Fatmawati Rusdi Dorong Perempuan HMI Ambil Peran Strategis di Ruang Publik

Wakil Gubernur Sulawesi Selatan, Hj. Fatmawati Rusdi, menjadi narasumber utama dalam Intermediate Training (Latihan Kader II) HMI Cabang Makassar yang digelar di Hotel Liberta Grand Sayang, Senin malam, 4 Agustus 2025.

Kegiatan ini merupakan bagian dari Festival Perkaderan yang melibatkan 98 peserta dari 30 cabang HMI se-Indonesia. Forum ini menjadi ruang refleksi dan penguatan kapasitas kader, khususnya dalam perspektif kepemimpinan perempuan.

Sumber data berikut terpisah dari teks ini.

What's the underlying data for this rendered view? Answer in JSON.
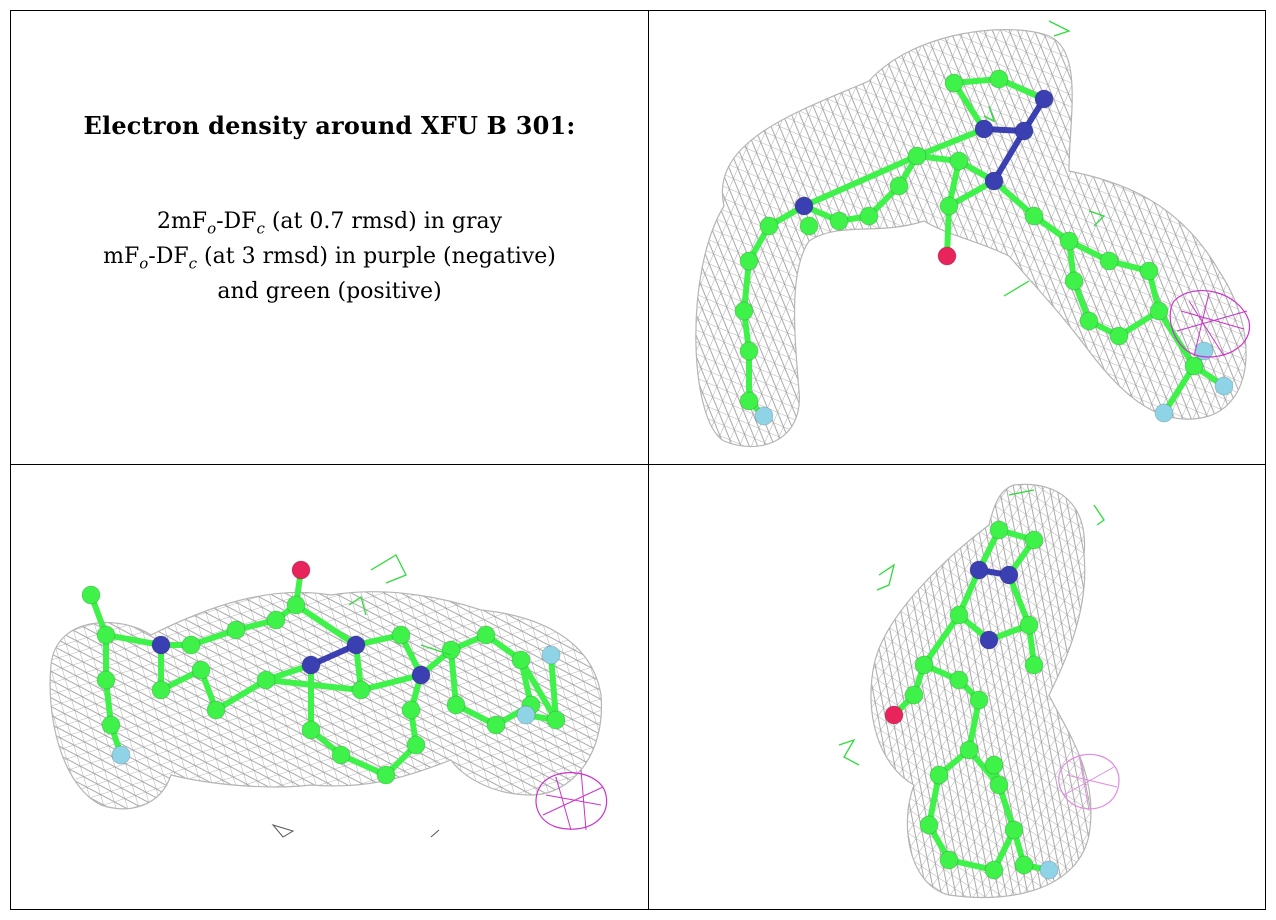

Dalam sesi bertema “Prototipe Perempuan Sulsel: Berdaya dan Berdaulat”, Fatmawati menekankan pentingnya pelibatan perempuan dalam pengambilan keputusan, terutama di Sulawesi Selatan yang kaya akan nilai budaya.


Ia menyebut perempuan Sulsel mewarisi karakter kuat seperti siri’ na pacce, keberanian, serta etika dalam bertindak. Menurutnya, politik sopan santun adalah kekuatan khas yang harus dipertahankan.

“Ciri khas perempuan Sulsel adalah berani, santun, dan menjunjung nilai budaya. Itu kekuatan kita,” ujar Fatmawati di hadapan peserta.

Ia juga membagikan perjalanan kariernya, mulai dari Ketua PKK, Wakil Wali Kota Makassar, hingga menjadi Wakil Gubernur perempuan pertama di Sulsel. Perjalanan itu penuh tantangan, termasuk menghadapi diskriminasi gender.

Namun, Fatmawati optimistis peluang perempuan kini semakin terbuka, dengan regulasi dan ruang yang mendukung keterlibatan perempuan di sektor publik.

“Sudah banyak perempuan jadi kepala dinas, camat, bahkan legislatif. Tinggal bagaimana kita siapkan kapasitas diri,” ujarnya.

Ia mendorong kader HMI, khususnya perempuan, untuk tidak ragu mengambil peran strategis dalam pembangunan dan kepemimpinan nasional.

Antusiasme peserta terlihat jelas, termasuk dari Rahmatila Antula asal IAIN Gorontalo yang mengaku terinspirasi dengan gaya komunikasi Fatmawati yang membumi.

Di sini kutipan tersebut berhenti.